FIG. 1 shows the flowchart of the line network;
FIG. 2 shows a flowchart of the entire line network vectorization;
FIG. 3 shows the algorithm to locate the seed segments on a line;
FIG. 4 shows the algorithm for tracking the line path;
FIG. 5 shows a line with various intersections;
FIG. 6 shows the line once the vectorized portions of the line have been deleted;
FIG. 7 shows a simple line network in the bitmap image.
FIG. 8a-g shows the result of vectorization of the first line in the line network and each type of intersection detected along this line.
FIG. 3 shows an enlarged portion of an oblique line (1) with a vertical line (2). At the first black pixel (3) a series of squares (4) and (5) are generated by the central processing unit. The size of the smallest square (4) is twice the width of the line (1). If the central processing unit determines that there is a set of adjacent intersections between the bitmap and the squares which have the same or approximately the same lengths (6) then the central points of the intersections will determine the longer axis of a rectangular area of points which will form the seed segment.

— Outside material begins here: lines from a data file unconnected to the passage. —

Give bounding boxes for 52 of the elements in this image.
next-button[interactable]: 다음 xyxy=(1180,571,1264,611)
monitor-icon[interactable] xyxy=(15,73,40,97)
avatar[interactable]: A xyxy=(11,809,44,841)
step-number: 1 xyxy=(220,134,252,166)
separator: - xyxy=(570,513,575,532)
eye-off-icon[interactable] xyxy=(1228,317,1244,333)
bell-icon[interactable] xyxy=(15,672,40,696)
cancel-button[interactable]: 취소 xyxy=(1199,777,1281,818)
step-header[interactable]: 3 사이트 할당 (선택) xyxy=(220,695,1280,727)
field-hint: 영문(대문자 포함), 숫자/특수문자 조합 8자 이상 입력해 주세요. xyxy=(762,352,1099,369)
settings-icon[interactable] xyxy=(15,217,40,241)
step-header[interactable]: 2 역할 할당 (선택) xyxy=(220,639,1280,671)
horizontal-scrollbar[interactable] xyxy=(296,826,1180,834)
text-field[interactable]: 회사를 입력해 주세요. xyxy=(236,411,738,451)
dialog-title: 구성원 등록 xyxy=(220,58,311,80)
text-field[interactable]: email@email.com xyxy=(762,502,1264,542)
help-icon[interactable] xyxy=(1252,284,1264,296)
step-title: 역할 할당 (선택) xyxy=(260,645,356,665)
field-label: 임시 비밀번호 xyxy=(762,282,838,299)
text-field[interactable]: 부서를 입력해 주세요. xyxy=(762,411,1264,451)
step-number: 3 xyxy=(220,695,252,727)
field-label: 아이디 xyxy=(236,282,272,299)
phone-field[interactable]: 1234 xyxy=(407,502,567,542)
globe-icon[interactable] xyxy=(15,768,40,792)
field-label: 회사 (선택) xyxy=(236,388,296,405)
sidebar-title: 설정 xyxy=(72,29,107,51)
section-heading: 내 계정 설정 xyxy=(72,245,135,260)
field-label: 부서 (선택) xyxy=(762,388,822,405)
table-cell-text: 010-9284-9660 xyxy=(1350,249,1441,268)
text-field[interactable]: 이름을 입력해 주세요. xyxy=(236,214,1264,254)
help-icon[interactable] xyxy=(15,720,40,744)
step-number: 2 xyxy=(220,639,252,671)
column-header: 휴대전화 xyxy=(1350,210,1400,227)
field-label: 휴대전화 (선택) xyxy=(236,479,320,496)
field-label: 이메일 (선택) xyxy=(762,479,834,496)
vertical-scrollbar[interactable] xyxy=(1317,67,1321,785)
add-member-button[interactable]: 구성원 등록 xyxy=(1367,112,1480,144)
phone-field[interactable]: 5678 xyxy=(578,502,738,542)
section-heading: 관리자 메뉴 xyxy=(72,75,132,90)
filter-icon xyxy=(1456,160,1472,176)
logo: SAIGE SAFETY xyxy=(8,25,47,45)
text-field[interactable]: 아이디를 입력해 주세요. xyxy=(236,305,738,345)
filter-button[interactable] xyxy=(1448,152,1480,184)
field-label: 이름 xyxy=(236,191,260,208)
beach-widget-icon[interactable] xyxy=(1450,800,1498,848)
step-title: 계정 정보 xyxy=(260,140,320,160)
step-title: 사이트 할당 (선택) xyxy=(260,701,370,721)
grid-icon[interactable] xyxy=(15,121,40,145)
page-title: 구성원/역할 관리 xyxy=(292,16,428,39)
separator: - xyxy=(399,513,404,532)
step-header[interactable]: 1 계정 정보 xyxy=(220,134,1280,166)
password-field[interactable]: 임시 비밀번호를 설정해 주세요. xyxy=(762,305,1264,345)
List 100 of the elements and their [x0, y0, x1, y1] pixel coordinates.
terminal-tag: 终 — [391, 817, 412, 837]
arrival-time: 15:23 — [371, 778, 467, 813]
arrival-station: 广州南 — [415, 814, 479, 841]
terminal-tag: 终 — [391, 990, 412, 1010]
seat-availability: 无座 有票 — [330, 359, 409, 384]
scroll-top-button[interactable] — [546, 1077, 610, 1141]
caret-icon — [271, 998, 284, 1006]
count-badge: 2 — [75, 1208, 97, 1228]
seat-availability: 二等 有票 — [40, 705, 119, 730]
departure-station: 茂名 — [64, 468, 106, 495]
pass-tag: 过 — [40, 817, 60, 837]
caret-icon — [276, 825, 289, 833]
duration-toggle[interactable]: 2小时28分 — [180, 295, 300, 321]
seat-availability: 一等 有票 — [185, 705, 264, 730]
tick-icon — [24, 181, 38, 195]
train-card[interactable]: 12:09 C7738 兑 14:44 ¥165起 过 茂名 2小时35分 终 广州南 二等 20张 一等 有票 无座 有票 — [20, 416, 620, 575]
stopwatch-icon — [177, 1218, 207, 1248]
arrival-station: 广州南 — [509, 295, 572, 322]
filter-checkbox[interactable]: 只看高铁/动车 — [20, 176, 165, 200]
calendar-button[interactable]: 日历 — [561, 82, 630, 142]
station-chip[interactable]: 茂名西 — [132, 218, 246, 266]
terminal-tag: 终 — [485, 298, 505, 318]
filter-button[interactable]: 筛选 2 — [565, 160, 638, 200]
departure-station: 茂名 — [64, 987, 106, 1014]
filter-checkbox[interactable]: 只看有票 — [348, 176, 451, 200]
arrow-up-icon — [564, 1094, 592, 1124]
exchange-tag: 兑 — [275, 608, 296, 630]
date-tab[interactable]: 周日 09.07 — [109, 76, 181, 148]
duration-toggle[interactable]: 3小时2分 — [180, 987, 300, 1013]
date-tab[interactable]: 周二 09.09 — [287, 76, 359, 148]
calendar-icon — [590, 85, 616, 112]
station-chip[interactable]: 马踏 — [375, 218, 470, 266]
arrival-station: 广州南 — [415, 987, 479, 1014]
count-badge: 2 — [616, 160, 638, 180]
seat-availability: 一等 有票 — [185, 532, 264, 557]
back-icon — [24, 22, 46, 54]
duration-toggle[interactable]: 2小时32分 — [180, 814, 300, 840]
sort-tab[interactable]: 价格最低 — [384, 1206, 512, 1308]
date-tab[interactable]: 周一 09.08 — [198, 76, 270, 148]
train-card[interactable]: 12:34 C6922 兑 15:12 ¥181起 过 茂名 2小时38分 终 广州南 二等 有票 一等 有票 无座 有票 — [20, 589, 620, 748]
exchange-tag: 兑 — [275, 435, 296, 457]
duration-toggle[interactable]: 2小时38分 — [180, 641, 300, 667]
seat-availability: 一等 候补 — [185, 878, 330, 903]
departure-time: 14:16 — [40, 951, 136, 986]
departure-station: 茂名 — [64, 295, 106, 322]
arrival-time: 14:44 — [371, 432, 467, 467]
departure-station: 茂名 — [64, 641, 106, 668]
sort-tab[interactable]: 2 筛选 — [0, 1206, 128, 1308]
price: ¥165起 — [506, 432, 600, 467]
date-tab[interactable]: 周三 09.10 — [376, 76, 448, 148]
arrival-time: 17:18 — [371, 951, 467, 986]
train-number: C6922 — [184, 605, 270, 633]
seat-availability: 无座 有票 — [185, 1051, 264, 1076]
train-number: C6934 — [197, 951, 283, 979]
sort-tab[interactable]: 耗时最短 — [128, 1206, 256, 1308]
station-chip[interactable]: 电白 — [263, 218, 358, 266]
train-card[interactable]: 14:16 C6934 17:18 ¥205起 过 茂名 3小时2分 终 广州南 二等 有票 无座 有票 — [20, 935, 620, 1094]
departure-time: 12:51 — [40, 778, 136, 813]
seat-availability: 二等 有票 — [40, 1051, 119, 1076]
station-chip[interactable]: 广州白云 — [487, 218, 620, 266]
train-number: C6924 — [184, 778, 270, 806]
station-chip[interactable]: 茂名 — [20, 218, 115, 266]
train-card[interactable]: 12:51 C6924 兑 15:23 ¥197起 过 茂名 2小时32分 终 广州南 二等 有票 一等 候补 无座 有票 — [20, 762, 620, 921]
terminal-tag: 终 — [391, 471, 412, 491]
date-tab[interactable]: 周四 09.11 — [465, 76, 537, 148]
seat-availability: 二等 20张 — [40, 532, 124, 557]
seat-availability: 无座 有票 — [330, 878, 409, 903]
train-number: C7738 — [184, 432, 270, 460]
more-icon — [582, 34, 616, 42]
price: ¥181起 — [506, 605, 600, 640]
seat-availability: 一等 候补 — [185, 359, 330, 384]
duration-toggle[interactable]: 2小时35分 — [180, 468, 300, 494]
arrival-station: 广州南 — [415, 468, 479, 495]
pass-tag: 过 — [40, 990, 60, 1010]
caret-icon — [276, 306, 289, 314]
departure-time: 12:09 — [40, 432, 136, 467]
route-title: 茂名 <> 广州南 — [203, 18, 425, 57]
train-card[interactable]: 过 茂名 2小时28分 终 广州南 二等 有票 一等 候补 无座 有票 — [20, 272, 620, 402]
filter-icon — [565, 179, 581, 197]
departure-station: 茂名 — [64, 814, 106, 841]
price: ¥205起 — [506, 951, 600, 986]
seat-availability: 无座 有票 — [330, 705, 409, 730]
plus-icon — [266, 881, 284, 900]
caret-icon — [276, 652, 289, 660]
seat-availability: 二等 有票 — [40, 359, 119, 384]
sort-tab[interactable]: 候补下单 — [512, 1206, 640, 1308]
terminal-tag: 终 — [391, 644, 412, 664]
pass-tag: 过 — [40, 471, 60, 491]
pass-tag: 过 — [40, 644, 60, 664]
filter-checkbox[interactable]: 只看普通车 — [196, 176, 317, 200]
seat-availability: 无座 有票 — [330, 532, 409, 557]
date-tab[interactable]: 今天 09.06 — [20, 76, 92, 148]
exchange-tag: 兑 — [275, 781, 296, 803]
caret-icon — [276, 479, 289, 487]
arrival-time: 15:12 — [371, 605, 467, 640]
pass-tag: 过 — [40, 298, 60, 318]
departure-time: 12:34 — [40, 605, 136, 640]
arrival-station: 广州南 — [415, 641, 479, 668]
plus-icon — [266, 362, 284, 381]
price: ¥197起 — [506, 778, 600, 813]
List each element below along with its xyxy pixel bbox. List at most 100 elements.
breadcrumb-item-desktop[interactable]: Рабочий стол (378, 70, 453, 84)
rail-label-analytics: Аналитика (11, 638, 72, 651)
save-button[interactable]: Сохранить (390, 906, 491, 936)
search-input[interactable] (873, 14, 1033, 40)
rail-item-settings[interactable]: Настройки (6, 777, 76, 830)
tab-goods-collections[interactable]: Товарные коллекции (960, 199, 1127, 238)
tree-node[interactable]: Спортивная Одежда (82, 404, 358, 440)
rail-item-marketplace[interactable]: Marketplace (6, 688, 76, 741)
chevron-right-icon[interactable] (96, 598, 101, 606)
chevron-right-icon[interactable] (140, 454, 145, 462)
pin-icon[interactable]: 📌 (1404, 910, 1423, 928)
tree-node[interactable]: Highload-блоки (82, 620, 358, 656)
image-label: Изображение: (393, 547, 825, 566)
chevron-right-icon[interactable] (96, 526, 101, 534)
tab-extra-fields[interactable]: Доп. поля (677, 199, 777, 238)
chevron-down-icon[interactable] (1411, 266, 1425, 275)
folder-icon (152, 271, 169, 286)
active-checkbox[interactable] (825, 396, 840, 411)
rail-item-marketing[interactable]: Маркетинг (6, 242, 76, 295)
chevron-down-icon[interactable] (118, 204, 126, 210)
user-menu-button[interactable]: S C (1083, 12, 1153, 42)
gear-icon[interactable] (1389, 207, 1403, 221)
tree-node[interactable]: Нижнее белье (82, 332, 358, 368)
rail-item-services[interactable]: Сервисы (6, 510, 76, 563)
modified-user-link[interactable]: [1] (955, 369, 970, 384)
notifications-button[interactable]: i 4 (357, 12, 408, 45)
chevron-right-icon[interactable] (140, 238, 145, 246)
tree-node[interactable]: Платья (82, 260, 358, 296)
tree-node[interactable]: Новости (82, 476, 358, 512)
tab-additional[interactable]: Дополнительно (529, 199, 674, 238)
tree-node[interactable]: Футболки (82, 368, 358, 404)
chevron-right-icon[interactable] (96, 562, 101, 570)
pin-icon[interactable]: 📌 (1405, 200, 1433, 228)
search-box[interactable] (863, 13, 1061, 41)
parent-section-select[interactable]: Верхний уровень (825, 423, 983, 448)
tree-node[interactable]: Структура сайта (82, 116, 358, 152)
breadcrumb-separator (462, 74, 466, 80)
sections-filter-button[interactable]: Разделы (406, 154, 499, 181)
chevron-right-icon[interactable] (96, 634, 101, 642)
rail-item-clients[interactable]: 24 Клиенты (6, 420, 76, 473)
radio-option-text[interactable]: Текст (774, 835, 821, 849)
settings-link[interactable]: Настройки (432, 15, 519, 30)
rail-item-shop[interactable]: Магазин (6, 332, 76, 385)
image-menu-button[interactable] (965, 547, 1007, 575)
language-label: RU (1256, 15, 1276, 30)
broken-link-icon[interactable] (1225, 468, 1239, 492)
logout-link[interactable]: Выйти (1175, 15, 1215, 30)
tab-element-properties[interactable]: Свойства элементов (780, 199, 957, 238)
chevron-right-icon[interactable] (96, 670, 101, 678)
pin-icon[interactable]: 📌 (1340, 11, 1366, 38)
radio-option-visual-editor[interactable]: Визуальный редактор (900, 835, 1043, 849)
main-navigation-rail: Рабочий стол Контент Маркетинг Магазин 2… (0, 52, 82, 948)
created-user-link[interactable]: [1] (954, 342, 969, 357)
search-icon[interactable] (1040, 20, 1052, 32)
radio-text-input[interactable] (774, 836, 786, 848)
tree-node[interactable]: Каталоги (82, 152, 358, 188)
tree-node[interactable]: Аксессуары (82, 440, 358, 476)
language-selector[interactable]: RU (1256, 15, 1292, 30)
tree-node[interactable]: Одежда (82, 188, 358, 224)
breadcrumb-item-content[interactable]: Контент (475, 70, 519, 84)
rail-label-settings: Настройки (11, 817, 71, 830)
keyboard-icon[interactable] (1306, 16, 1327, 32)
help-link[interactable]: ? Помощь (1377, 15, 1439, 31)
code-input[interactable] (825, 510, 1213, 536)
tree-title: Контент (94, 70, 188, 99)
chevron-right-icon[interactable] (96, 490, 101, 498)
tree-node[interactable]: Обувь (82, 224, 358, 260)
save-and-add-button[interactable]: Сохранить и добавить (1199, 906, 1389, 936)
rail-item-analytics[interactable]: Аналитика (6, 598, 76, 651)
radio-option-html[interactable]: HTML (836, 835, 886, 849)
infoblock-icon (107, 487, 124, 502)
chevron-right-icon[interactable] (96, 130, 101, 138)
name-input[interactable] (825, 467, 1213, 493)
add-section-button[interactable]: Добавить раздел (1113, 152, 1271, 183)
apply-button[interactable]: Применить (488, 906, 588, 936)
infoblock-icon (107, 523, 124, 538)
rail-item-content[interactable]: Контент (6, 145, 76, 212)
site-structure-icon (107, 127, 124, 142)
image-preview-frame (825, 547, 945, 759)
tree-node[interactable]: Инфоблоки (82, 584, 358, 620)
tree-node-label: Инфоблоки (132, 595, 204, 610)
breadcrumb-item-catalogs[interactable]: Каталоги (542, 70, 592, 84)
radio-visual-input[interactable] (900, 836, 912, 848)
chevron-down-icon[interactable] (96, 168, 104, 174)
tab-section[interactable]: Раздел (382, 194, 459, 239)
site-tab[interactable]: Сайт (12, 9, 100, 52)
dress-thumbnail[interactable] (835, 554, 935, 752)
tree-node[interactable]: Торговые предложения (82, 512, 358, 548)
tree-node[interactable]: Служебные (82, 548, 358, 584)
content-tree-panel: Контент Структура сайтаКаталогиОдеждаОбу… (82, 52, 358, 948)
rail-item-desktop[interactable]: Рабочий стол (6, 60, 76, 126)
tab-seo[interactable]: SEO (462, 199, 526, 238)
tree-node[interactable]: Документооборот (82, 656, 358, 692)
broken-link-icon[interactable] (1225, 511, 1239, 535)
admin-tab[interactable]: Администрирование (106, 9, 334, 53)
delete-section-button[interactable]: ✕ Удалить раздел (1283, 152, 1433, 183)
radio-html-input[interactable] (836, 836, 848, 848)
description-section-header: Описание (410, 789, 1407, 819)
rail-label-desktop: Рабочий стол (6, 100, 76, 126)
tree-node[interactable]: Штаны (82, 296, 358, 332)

FIG. 4 shows a seed segment (7) which has been determined by the central processing unit in accordance with the above process. A set of scan lines (8) which are perpendicular to the longitudinal axis of the seed segment are generated by the central processing unit along the current line path (9). If the perpendicular runs (10) are divided by the points equally then the line path is deemed to be correct.
FIG. 5 shows a line (11) that has been recognized. Various intersections (12) in the line are detected and the central processing unit then further analyses these intersections to determine the type of intersection it is. The central axis of the line (13) is determined by the central processing unit to further analyze the intersections.
 Once the line has been recognized then it be seen from FIG. 6 that the portions of the line that have been recognized and which have no intersections (15) are erased. Where there are intersections (12) then the appropriate portion of the recognized line is erased depending on the type of the intersection and whether the intersection is on one or both sides of the central axis (13) of the line. Where the intersection is only on one side of the recognized line (14) then the area below that line is erased (16) following the contours of the intersection.
FIG. 7 shows the result of vectorization of the first line in the line network and each type of intersection detected along this line.
FIG. 8a shows the gray lines (17) are raster image and the black line at the bottom (18) is the vectorized line with its corresponding bitmap erased. Various intersection points (19, 20 and 21) are found along the vectorized line being an oblique intersection, a complex intersection and perpendicular intersection respectively.
FIG. 8-b to 8-f show the vectorization of every successive lines (18) in order. This order is determined by the order of intersections being pushed into the stacks.
FIG. 8-g shows that once the lines in the bitmap image have been recognized, the bitmap corresponding to lines will be erased from the image. On this basis, the symbols and character strings could be recognized in accordance with predefined algorithms without the interfering of lines.